A 2-hour-old signal should naturally score above a 22-hour-old signal unless the older signal has unusually strong evidence, value, and official confirmation.
5. Canonical Data Objects and Output
| Object | Purpose |
|---|---|
| RawDealEvent | Unprocessed signal from crawler, API, post, email, OCR frame, app banner, or price snapshot. |
| DealCandidate | Normalized possible promotion with extracted fields and source evidence. |
| DealCluster | Deduplicated canonical grouping of the same promo seen across multiple sources. |
| DealVerification | Live-status checks, expiry status, page health, validation verdict, and verification timestamps. |
| SingaporeDealSignal | Final published record used by the feed, APIs, cards, alerts, and admin audit surfaces. |
Recommended SingaporeDealSignal fields
- merchant, canonical merchant_id, title, category, deal_type, promo_code, savings estimate, discount type, discount value, min spend, start_time, end_time, verified_timestamp
- source_count, official_link, evidence_links, source_mix, first_seen, last_confirmed, freshness_score, validity_verdict, SG relevance, master score, PCS score, confidence
- important_summary_1, important_summary_2, important_summary_3, exclusions, redemption_method, online_or_instore, stackability, noise_filtered_count, history trail
Three mandatory summaries per signal card
| Summary slot | What it says |
|---|---|
| 1. What the deal is | State the concrete offer, merchant, threshold, and code if present. |
| 2. Why it matters now | State whether it is new, updated, or re-verified within the last 24 hours, and why the engine believes it is live. |
| 3. Important catch | State the main limitation: app-only, selected merchants, stack restrictions, bank/card requirement, low stock, or narrow redemption scope. |
Best detection patterns include: official merchant post plus active landing page plus live code structure; bank promo page plus merchant page plus SG checkout confirmation; Telegram/community alert plus official banner plus passive cart validation; image-based story plus OCR plus matching redemption page; and silent price drops proven by price snapshots plus active product availability.
6. Final Design Notes
- Do not trust stated end dates alone.

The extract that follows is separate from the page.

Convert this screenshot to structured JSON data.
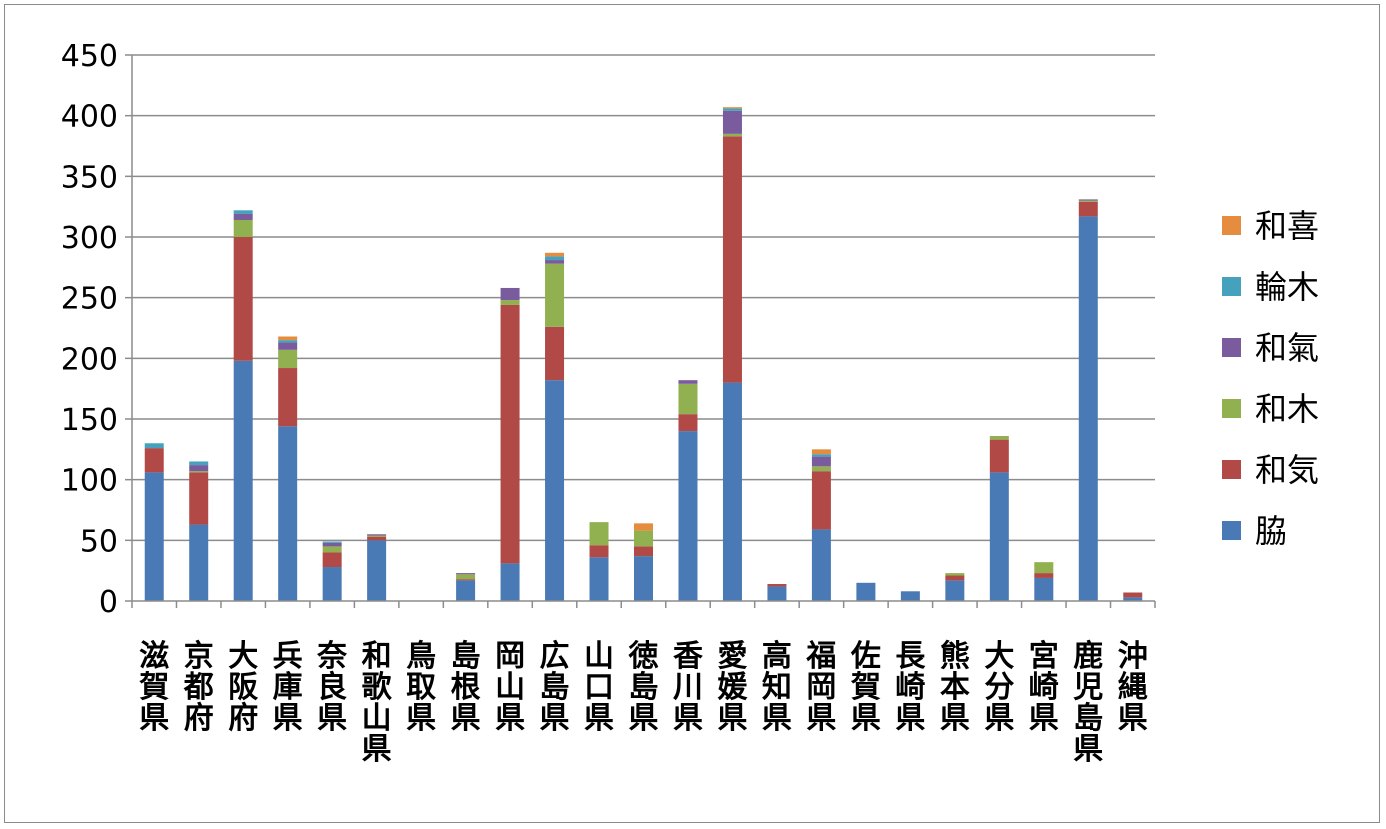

Merchants pull offers early.
- Community sources often beat official sources for speed, but official sources beat them for trust. The engine should use both, not worship one.
- Passive validation is preferred. Do not burn single-use codes.

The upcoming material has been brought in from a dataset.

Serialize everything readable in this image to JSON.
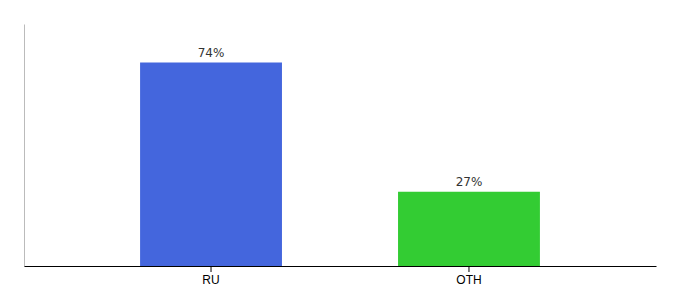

- Silent promotions count. A real price drop with Singapore applicability is still a signal.
- Keep a 2-hour revalidation loop for active records and auto-expire records that lose live proof.
SG DEALS is not a coupon scraper. It is a Singapore-localized promotion verification engine with internet-wide ingestion, 24-hour freshness enforcement, live validation, deduped canonical records, and weighted scoring that preserves the logic contributed across the different designs.
Reminder: every Signals category and Discovery category on OnTheRice is backed by an engine of this same sophistication. SG DEALS is the public example.